Quando governava Berlusconi: l’unico tentativo normativo serio di regolare l’integrazione

di Avv. Fabio Loscerbo
Lobbista registrato presso il Registro per la Trasparenza dell’Unione Europea – ID 280782895721-36

Nel dibattito sull’immigrazione in Italia, è frequente – e spesso fondato – criticare i governi del passato per aver adottato politiche emergenziali, securitarie e frammentate.

Tuttavia, un dato storico e normativo rilevante sfugge spesso al racconto pubblico: è stato proprio durante il IV Governo Berlusconi (2008–2011) che venne introdotto l’unico strumento giuridico nazionale strutturato con intento sistemico di regolamentare l’integrazione degli stranieri.

Parlo del cosiddetto Accordo di Integrazione, approvato con D.P.R. 179/2011, su proposta del Ministro dell’Interno Roberto Maroni.


L’Accordo di Integrazione: struttura e principi

Introdotto ai sensi dell’art. 4-bis del Testo Unico Immigrazione (D.lgs. 286/1998), l’Accordo di Integrazione è entrato in vigore nel 2012.
Ha rappresentato – almeno sulla carta – il primo tentativo di condizionare il soggiorno legale non soltanto alla disponibilità di un lavoro o a requisiti economici, ma alla dimostrazione di un impegno culturale e civico.

Cosa prevede:

  • Sistema a crediti: ogni straniero con più di 16 anni che chiede un permesso superiore a 12 mesi riceve 16 punti iniziali.
  • I punti possono essere persi o guadagnati in base a:
    • livello di conoscenza della lingua italiana (A2),
    • conoscenza della Costituzione e delle istituzioni pubbliche,
    • adempimento di obblighi scolastici per i figli minori,
    • rispetto della legalità e del contratto di soggiorno.
  • Se al termine del periodo di validità i crediti sono insufficienti, può essere negato il rinnovo del permesso di soggiorno.

Riferimento normativo:
Decreto del Presidente della Repubblica 14 settembre 2011, n. 179


Un atto di governo contraddittorio, ma rilevante

Il dato più interessante, anche dal punto di vista politico, è che questo strumento fu varato da un esecutivo politicamente orientato a contenere e limitare l’immigrazione, non certo a favorirne l’integrazione indiscriminata.
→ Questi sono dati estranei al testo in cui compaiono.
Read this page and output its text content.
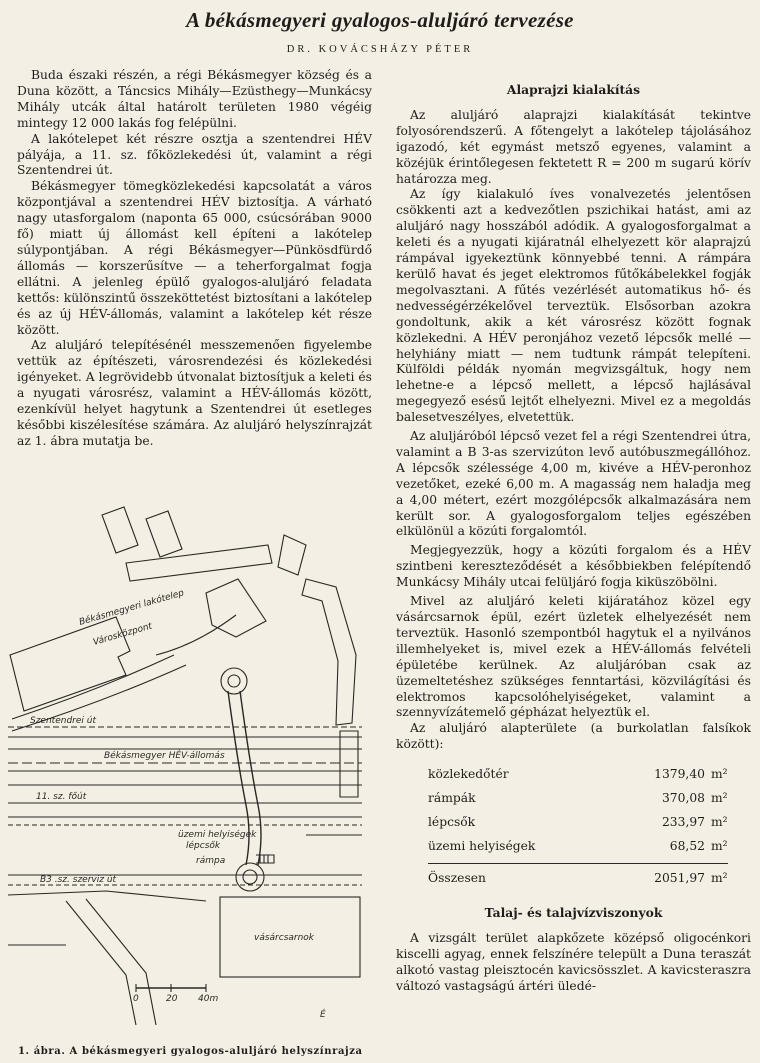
A békásmegyeri gyalogos-aluljáró tervezése
DR. KOVÁCSHÁZY PÉTER

Buda északi részén, a régi Békásmegyer község és a Duna között, a Táncsics Mihály—Ezüsthegy—Munkácsy Mihály utcák által határolt területen 1980 végéig mintegy 12 000 lakás fog felépülni.

A lakótelepet két részre osztja a szentendrei HÉV pályája, a 11. sz. főközlekedési út, valamint a régi Szentendrei út.

Békásmegyer tömegközlekedési kapcsolatát a város központjával a szentendrei HÉV biztosítja. A várható nagy utasforgalom (naponta 65 000, csúcsórában 9000 fő) miatt új állomást kell építeni a lakótelep súlypontjában. A régi Békásmegyer—Pünkösdfürdő állomás — korszerűsítve — a teherforgalmat fogja ellátni. A jelenleg épülő gyalogos-aluljáró feladata kettős: különszintű összeköttetést biztosítani a lakótelep és az új HÉV-állomás, valamint a lakótelep két része között.

Az aluljáró telepítésénél messzemenően figyelembe vettük az építészeti, városrendezési és közlekedési igényeket. A legrövidebb útvonalat biztosítjuk a keleti és a nyugati városrész, valamint a HÉV-állomás között, ezenkívül helyet hagytunk a Szentendrei út esetleges későbbi kiszélesítése számára. Az aluljáró helyszínrajzát az 1. ábra mutatja be.

Békásmegyeri lakótelep
Városközpont
Szentendrei út
Békásmegyer HÉV-állomás
11. sz. főút
üzemi helyiségek
lépcsők
rámpa
B3 .sz. szerviz út
vásárcsarnok
0	20 40m
É
1. ábra. A békásmegyeri gyalogos-aluljáró helyszínrajza
Alaprajzi kialakítás

Az aluljáró alaprajzi kialakítását tekintve folyosórendszerű. A főtengelyt a lakótelep tájolásához igazodó, két egymást metsző egyenes, valamint a közéjük érintőlegesen fektetett R = 200 m sugarú körív határozza meg.

Az így kialakuló íves vonalvezetés jelentősen csökkenti azt a kedvezőtlen pszichikai hatást, ami az aluljáró nagy hosszából adódik. A gyalogosforgalmat a keleti és a nyugati kijáratnál elhelyezett kör alaprajzú rámpával igyekeztünk könnyebbé tenni. A rámpára kerülő havat és jeget elektromos fűtőkábelekkel fogják megolvasztani. A fűtés vezérlését automatikus hő- és nedvességérzékelővel terveztük. Elsősorban azokra gondoltunk, akik a két városrész között fognak közlekedni. A HÉV peronjához vezető lépcsők mellé — helyhiány miatt — nem tudtunk rámpát telepíteni. Külföldi példák nyomán megvizsgáltuk, hogy nem lehetne-e a lépcső mellett, a lépcső hajlásával megegyező esésű lejtőt elhelyezni. Mivel ez a megoldás balesetveszélyes, elvetettük.

Az aluljáróból lépcső vezet fel a régi Szentendrei útra, valamint a B 3-as szervizúton levő autóbuszmegállóhoz. A lépcsők szélessége 4,00 m, kivéve a HÉV-peronhoz vezetőket, ezeké 6,00 m. A magasság nem haladja meg a 4,00 métert, ezért mozgólépcsők alkalmazására nem került sor. A gyalogosforgalom teljes egészében elkülönül a közúti forgalomtól.

Megjegyezzük, hogy a közúti forgalom és a HÉV szintbeni kereszteződését a későbbiekben felépítendő Munkácsy Mihály utcai felüljáró fogja kiküszöbölni.

Mivel az aluljáró keleti kijáratához közel egy vásárcsarnok épül, ezért üzletek elhelyezését nem terveztük. Hasonló szempontból hagytuk el a nyilvános illemhelyeket is, mivel ezek a HÉV-állomás felvételi épületébe kerülnek. Az aluljáróban csak az üzemeltetéshez szükséges fenntartási, közvilágítási és elektromos kapcsolóhelyiségeket, valamint a szennyvízátemelő gépházat helyeztük el.

Az aluljáró alapterülete (a burkolatlan falsíkok között):

közlekedőtér	1379,40	m²
rámpák	370,08	m²
lépcsők	233,97	m²
üzemi helyiségek	68,52	m²

Összesen	2051,97	m²
Talaj- és talajvízviszonyok

A vizsgált terület alapkőzete középső oligocénkori kiscelli agyag, ennek felszínére települt a Duna teraszát alkotó vastag pleisztocén kavicsösszlet. A kavicsteraszra változó vastagságú ártéri üledé-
Eppure, proprio quel governo seppe cogliere un’intuizione giuridica fondamentale: non può esserci convivenza duratura senza un quadro normativo che ponga obblighi positivi di integrazione a carico dello straniero.

L’Accordo di Integrazione, pur con limiti operativi evidenti (scarsa applicazione, monitoraggio carente, formazione inadeguata), è l’unica misura normativa che ha provato a rendere l’integrazione una condizione giuridica verificabile, e non una generica intenzione.


Un passo verso il paradigma “Integrazione o ReImmigrazione”

Chi oggi promuove, come noi, il paradigma Integrazione o ReImmigrazione, non può ignorare che le premesse giuridiche sono già contenute proprio in quel decreto del 2011.
Il modello a crediti, la centralità della lingua e della legalità, la valutazione progressiva della permanenza sul territorio, rappresentano elementi oggi più attuali che mai.

La differenza è che, rispetto a ieri, oggi occorre:

  • estendere l’Accordo di Integrazione a tutti gli stranieri, non solo ai nuovi arrivati;
  • renderlo vincolante anche per l’accesso alla cittadinanza;
  • prevedere la revoca del soggiorno per chi non rispetta gli obblighi formativi, civici e comportamentali;
  • introdurre un contratto di integrazione multilivello, con obblighi chiari per il migrante.

Conclusione

Sotto il IV Governo Berlusconi è stato introdotto il solo strumento giuridico con una visione strutturata dell’integrazione.
Nonostante il contesto politico restrittivo, si è affermato un principio chiave: restare in Italia non può dipendere solo dal lavoro o dal tempo, ma da un impegno civico misurabile.

Oggi, a distanza di più di un decennio, è tempo di riattualizzare quell’impianto: non più integrazione facoltativa, ma integrazione come condizione giuridica della permanenza.
In assenza di ciò, la via deve essere chiara: ReImmigrazione, volontaria o legalmente assistita.